With engineering and other science programs graduating fewer students, the staffing industry will have to think of new ways to resolve this problem.   

“One of the reasons people are so worried is not necessarily just bodies or people doing the work; it’s the knowledge that people are retiring with,” Dubiski added. “There hasn’t been the planning to make sure there is a solid knowledge transfer.”    

Some companies are either offering incentives to older workers to keep them on longer or to work on a part-time basis. The most immediate solution is training.   

 “You are going to have to start investing more heavily on their training and development functions to take new hires with little more than great potential and turn them into employees who can really make an impact,” according to Berkowitz.

RPO NUMBERS GROWING

These trends have led to changes in the RPO industry during the past year. With more companies calling themselves RPO providers, organizations will have to be more selective in their outsourcing decisions. According to Dubiski, a flurry of mergers and acquisitions in the hiring industry has created the convergence of staffing and tech firms.   

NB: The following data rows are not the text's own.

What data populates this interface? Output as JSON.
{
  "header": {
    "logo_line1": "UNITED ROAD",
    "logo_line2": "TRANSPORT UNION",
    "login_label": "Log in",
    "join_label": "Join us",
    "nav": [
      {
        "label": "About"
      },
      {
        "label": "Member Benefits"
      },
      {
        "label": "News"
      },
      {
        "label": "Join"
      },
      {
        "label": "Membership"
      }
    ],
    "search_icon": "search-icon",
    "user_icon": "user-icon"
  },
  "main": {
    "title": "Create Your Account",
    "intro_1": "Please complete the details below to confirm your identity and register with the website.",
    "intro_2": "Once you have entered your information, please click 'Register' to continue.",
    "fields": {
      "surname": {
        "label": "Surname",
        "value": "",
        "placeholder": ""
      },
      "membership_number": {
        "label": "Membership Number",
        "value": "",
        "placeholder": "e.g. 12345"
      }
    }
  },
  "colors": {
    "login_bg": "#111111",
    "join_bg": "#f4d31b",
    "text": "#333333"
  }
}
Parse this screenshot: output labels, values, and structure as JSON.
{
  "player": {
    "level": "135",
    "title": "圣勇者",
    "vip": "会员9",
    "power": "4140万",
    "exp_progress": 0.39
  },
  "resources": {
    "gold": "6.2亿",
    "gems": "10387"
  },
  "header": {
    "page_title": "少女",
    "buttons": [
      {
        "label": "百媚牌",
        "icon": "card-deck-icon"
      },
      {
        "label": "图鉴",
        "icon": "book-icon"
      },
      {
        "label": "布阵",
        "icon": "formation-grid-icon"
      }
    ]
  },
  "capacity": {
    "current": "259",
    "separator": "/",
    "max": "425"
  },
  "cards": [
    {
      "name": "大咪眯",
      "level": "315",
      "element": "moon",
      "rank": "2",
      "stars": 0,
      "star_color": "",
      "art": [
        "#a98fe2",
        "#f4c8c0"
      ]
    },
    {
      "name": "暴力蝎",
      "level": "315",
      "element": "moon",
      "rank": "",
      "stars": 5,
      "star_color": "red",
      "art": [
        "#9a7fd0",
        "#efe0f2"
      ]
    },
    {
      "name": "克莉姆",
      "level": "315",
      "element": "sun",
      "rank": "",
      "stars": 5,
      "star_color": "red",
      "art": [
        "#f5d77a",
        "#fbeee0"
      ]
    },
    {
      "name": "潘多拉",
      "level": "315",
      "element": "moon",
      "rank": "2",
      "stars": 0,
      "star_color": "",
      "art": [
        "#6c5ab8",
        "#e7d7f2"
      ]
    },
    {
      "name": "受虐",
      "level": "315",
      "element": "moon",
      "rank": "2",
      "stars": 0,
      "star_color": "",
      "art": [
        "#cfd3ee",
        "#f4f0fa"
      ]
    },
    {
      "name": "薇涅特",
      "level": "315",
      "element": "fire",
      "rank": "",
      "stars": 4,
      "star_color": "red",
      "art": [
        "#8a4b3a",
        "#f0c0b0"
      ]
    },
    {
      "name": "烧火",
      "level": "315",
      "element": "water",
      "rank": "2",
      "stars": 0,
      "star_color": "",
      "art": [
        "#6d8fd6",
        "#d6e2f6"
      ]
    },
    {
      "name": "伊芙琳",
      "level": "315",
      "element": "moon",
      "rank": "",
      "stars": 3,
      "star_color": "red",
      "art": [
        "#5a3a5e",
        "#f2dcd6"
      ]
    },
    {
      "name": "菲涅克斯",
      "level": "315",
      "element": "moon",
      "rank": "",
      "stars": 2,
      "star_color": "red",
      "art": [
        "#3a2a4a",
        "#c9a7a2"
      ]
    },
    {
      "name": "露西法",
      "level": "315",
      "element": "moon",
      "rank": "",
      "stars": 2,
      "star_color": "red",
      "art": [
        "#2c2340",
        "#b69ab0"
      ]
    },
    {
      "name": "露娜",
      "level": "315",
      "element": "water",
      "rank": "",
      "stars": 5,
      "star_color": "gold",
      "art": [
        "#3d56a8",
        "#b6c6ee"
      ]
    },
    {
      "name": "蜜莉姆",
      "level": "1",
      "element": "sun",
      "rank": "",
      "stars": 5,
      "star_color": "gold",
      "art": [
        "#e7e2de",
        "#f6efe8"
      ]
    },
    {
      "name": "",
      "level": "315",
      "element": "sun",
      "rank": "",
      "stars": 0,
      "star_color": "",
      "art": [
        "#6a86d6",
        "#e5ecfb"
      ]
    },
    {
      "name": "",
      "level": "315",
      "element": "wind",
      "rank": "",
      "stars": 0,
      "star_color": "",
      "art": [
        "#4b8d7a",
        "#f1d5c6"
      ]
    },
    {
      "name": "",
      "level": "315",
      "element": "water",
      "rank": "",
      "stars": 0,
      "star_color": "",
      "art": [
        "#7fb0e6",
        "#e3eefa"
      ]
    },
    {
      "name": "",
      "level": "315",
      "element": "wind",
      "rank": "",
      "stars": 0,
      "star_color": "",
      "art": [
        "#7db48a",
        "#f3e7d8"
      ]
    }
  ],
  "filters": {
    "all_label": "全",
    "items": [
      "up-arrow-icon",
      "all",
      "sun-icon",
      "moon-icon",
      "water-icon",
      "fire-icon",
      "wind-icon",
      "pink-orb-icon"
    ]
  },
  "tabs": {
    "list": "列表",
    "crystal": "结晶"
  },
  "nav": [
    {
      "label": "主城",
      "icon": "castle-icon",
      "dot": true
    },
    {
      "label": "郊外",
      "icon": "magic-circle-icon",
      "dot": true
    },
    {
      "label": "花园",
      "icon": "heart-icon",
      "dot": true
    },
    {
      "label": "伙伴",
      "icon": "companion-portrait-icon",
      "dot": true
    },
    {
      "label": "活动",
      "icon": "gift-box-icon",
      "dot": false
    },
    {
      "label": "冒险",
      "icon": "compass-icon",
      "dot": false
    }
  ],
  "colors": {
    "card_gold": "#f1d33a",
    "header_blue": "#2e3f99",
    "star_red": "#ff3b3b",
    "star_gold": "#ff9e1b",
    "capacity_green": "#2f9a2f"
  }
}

“You have pure RPO providers that do nothing but staffing and have partners in the technology and ancillary services space such as background or reference checking. Then you have providers that are pure technology and ATS that partner with recruiting,” he said.    

Because of the influx of so many RPO providers, Dubiski said he expects in a year or two there will be significant consolidation via acquisitions or partnering among providers to gain market share. Berklich has a slightly different view.   

“In order to really compete in this space, not only do you have to have the expertise but you have to have the resources, the bandwidth, the scalability, the financial support, global scaling—those are the trends for the future,” she said. “And if you can’t accompany a client who needs you in multiple countries outside the U.S, you’re limiting your ability to be a viable, global player in the space. You will see small RPO competitors ‘come and go’ in the future.”    

Another noticeable trend that Kelly HRfirst is experiencing is the expansion of RPO in Europe and Asia. Berklich noted that clients want more complex solutions such as workforce planning and vendor management. She sees the industry moving toward offering total workforce management solutions with RPO as the core.    

Berkowitz’s most important trend relates to the client as well. “The trend we are seeing is that companies are recognizing that in a tightening labor market, recruitment is a real competitive advantage, and having a world-class recruitment department gives them a real edge,” he said.    

For Dubiski the majority of queries he receives are for hiring drives with compressed time lines, such as assembling a new sales team to coincide with a product launch scheduled later in the year. He added that companies are more focused on vacancy costs, “especially for revenue-generating positions because every day the job is unfilled the company loses money.” Another interesting trend he pointed out was the decline in the number of candidates willing to relocate.   

Before a hiring manager decides to take the plunge into RPO, she should understand what recruitment process outsourcing is, determine her company’s needs, why outsourcing will or won’t work, how to select an experienced partner, and define the benchmarks to meet. There is a lot of noise surrounding RPO, and HR professionals will have to tune into who will make the experience best for them. RPO is not simply about cost reduction, it’s about transforming your entire hiring process. In the end, not only does management need to be satisfied, but future employee should have a positive experience as well.